We sang in English for three reasons:
First Reason :
California’s draconian Covid-19 restrictions have been in place for more than a year, and we’re doing whatever we can under these circumstances. I wrote about this in a recent article: Music For Two Voices.
Second Reason :
Readers already know that before Vatican II it was normal and expected for vernacular hymnody to be sung during Low Mass. We have provided profuse documentation which leaves no doubt about how common that was. Having studied legislation on sacred music for twenty-five years, I have come to realize that the prohibition against vernacular music at High Mass was aimed at the parts of the Mass. It was not really intended to forbid vernacular music during the distribution of Holy Communion, because the reception of Holy Communion was extremely rare in those days, partially owing to very strict fasting laws. Indeed, in 1945 (Journal d’un prêtre ouvrier en Allemagne)—because of the fact that Mass was always celebrated early in the morning due to fasting regulations—Father Henri Perrin declared: “It is not normal or right for Mass and Communion to become the special prerogative of those who have nothing to do: viz. old women and the well-to-do.” If you doubt what I am saying, you can examine screenshots which show Holy Communion was normally distributed outside of Mass before the Second Vatican Council. For example, notice headline from 1943 which says: “Women to Receive Eucharist April 18.” Hundreds more examples could be given.
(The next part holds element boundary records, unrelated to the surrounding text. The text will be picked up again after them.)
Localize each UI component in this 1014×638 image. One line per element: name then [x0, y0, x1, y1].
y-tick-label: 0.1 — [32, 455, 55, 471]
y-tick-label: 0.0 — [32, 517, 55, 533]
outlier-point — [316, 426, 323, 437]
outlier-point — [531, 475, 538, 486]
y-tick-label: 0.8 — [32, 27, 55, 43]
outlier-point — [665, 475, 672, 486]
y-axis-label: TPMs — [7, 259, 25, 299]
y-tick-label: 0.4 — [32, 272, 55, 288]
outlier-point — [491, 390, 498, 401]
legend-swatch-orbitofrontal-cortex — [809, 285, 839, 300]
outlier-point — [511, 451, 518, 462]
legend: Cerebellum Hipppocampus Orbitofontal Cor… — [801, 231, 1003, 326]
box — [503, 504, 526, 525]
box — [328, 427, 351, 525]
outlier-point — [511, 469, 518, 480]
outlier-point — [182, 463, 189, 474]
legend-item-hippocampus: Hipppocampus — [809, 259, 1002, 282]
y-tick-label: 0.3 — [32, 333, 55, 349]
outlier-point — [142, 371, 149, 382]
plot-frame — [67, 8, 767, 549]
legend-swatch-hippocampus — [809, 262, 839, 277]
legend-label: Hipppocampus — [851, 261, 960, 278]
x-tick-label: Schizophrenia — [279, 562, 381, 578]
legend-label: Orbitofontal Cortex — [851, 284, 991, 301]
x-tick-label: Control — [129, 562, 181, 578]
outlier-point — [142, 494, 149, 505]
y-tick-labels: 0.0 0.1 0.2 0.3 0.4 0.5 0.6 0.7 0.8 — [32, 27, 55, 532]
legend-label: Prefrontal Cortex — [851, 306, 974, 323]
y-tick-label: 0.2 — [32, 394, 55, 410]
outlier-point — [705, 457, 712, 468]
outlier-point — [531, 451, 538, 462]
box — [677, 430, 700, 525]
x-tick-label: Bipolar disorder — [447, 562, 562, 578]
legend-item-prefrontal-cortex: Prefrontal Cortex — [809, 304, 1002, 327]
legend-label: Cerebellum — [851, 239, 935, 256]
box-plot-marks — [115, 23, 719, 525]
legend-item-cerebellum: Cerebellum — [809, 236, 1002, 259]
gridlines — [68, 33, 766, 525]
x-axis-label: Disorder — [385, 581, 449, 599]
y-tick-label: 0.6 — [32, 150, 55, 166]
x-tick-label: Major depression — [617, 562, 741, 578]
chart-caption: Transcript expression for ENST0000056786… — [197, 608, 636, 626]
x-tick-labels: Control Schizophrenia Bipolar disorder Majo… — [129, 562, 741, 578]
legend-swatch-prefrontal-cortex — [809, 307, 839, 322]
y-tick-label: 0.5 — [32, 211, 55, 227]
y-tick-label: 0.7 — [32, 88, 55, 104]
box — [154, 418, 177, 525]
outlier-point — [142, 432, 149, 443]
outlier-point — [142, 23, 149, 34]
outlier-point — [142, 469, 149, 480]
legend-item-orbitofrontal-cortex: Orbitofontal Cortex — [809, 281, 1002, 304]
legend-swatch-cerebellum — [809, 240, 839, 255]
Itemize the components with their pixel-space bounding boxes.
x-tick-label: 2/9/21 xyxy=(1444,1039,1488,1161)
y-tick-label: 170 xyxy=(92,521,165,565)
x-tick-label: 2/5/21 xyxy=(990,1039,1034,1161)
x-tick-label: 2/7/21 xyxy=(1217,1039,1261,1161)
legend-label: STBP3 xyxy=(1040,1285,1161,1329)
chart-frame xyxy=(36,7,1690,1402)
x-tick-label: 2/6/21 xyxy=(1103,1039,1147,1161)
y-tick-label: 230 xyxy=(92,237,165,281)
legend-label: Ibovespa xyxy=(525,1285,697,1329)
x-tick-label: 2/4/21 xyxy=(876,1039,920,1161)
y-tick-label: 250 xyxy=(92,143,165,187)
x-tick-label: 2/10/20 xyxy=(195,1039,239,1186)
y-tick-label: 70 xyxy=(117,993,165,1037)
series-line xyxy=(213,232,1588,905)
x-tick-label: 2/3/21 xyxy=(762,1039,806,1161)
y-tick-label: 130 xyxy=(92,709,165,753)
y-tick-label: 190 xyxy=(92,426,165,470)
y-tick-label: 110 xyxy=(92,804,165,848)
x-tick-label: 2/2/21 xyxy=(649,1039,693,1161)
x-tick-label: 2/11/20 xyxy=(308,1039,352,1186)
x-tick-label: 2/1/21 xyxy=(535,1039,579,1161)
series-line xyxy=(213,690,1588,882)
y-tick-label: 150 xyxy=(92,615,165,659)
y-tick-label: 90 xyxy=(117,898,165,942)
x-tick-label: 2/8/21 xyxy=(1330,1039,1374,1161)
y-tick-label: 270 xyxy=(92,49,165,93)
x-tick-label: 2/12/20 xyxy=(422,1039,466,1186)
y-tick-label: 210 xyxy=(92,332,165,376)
Whenever we read pre-conciliar documents, we must remember there was no “Communion music.” The priest alone received Holy Communion, which meant the entire Communion lasted about 90 seconds—and I saw this with my own eyes during Covid-19 when only the priest was allowed to receive Holy Communion. But our current circumstances, in the year 2021, are not the same as 1921. We have six Masses every Sunday, and sometimes as many as 450 people attend a single Mass—which means Holy Communion can easily take 25 minutes. In other words: legislation at that time was not aimed at something not yet in existence!
Writing in 1917, Father Fortescue said that, technically speaking, nothing prevents the distribution of Holy Communion at any Mass.
Third Reason :
We adhere to the 1962 Missal. Under Pope Pius XII, the Sacred Congregation for Rites issued De musica sacra et sacra liturgia (“Instruction on Sacred Music and Sacred Liturgy”) on 3 September 1958. This document allowed vernacular singing at the Communion under certain circumstances:
Whether we like it or not, the custom in Los Angeles for more than half a century has been Masses completely in the vernacular, with Zero Latin. Our current bishop would certainly allow us to have Communion songs in the vernacular, but a very wise priest told me “not to ask” because the bishop would find the question so absurd.
I believe in something called “the spirit of the law,” in addition to the letter of the law. I would love to hear your thoughts.
NOTES FROM THIS ARTICLE:
* Full disclosure: In terms of the melody and text, I personally am not a huge fan of this hymn; but choirs really love this piece, and so do congregations.